By MYRNA M. VELASCO
The proposed conversion of the mothballed Bataan Nuclear Power Plant (BNPP) has been estimated to be extremely expensive; according to initial study undertaken by the Korea Electric Power Corporation.
The Korean firm was reportedly invited by government-owned Philippine National Oil Company (PNOC), which first set sights on the possibility of converting the plant’s fuel use into natural gas.
Kepco Philippines estimated that the behemoth 620-megawatt nuclear facility will require an investment of over $600 million for conversion alone; but the calculated cost, it was clarified was drawn several years ago.
“If you would factor in cost escalation in the last few years, the investment would certainly be higher,” said Kepco Philippines president and chief executive officer Gil Gu Lee.

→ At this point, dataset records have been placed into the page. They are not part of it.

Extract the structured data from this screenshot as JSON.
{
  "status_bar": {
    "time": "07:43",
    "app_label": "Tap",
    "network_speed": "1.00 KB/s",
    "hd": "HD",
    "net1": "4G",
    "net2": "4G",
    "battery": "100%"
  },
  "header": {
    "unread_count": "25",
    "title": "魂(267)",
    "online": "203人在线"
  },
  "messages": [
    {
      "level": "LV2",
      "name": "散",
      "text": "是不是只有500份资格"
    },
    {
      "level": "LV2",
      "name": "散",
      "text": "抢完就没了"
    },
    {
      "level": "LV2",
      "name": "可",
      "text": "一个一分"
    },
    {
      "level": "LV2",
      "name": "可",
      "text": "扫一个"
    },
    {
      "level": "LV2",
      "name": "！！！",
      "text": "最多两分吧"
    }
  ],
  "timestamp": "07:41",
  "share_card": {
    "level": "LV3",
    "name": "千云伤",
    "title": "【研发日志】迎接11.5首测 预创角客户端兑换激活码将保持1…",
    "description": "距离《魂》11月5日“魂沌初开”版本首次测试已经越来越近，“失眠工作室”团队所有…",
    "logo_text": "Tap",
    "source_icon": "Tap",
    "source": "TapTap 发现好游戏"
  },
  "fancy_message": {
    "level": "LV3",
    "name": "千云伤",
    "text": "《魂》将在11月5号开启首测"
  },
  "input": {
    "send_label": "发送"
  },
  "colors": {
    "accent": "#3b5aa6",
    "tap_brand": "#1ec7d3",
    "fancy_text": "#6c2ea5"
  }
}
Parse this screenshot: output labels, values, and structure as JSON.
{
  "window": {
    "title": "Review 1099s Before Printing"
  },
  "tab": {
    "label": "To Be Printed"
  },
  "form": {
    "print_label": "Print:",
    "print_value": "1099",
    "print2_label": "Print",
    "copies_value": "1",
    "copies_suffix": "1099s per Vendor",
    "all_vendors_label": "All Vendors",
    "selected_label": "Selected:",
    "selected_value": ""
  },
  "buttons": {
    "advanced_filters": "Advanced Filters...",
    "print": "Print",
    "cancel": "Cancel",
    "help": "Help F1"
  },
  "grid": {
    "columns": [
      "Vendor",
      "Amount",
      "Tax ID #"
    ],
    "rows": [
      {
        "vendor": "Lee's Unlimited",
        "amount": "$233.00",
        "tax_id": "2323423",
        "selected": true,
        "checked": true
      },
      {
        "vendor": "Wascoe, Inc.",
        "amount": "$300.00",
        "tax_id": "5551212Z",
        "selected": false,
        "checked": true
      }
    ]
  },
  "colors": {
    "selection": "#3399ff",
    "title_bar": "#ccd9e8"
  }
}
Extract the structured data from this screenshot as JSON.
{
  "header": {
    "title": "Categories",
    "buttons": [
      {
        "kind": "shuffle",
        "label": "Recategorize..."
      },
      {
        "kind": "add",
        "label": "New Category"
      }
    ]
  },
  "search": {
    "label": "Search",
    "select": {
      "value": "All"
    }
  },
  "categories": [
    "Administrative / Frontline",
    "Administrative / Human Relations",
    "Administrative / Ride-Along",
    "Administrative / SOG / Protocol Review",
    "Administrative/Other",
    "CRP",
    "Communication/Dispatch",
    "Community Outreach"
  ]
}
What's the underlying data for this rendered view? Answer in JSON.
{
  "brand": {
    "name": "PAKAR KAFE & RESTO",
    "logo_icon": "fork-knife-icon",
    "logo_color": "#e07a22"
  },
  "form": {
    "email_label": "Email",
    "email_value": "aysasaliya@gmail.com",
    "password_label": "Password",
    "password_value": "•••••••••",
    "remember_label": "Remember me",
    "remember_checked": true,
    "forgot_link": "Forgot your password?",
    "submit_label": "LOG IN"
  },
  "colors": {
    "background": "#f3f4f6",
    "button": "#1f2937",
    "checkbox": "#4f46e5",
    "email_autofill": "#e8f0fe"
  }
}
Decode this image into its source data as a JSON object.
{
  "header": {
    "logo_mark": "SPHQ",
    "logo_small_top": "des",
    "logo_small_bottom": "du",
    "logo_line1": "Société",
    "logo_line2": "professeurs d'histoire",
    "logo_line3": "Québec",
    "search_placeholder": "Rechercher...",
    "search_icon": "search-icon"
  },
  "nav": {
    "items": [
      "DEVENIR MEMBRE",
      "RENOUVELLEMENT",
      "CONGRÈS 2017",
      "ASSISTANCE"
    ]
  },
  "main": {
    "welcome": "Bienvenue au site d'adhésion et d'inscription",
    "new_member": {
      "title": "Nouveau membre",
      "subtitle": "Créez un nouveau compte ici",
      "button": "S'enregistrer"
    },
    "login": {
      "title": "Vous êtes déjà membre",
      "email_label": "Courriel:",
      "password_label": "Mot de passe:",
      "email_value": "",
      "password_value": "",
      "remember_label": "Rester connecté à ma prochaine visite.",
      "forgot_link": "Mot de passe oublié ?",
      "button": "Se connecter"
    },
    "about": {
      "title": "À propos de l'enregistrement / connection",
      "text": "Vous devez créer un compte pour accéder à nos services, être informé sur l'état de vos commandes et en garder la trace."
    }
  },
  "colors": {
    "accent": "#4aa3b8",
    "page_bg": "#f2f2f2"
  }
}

The proposed re-powering of the BNPP has been one of the alternatives being studied to meet short-term solution to projected capacity shortages in the Luzon grid, in case, some of the programmed new power projects would not materialize.
From the start, however, the PNOC has been very much aware that aside from addressing legal and social issues, the repowering of the BNPP can only be achieved if the government can immediately build a transmission line that would bring the plant’s output to the grid.
It would be noted that the Aquino administration decided to mothball the nuclear facility due to numerous issues thrown against the project’s safety, technical viability and impact on the environment.
There were also allegations of overpricing and the perceived anomalous contract entered into by the Marcos regime with Westinghouse Electric Corporation.
With some nuclear projects in Russia and the United States still suffering drawbacks because of the Chernobyl and Three Mile Island accidents, respectively, the government then found a legitimate excuse to heed the call of some advocacy groups to stop the commercial operation of the project.
But their failure to substitute the lost capacity from the nuclear facility has been traced as one of the major factors that triggered the power crisis of the 90s.
Prior to the decision to just set it in an idle state, the facility was already 98percent complete and had already undergone pre-operation tests before coreloading had gone through painstaking investigation undertaken by the fact-finding commission created for such purpose.
However, the mothballing of the facility was not without ensuing cost to the government. In fact, this turned out as one of the State’s biggest “white elephant” and contributed the most substantial chunk of financial baggage to the government coffers.
In November 1986, the national government assumed all foreign loan and peso obligations incurred the finance of the project’s construction.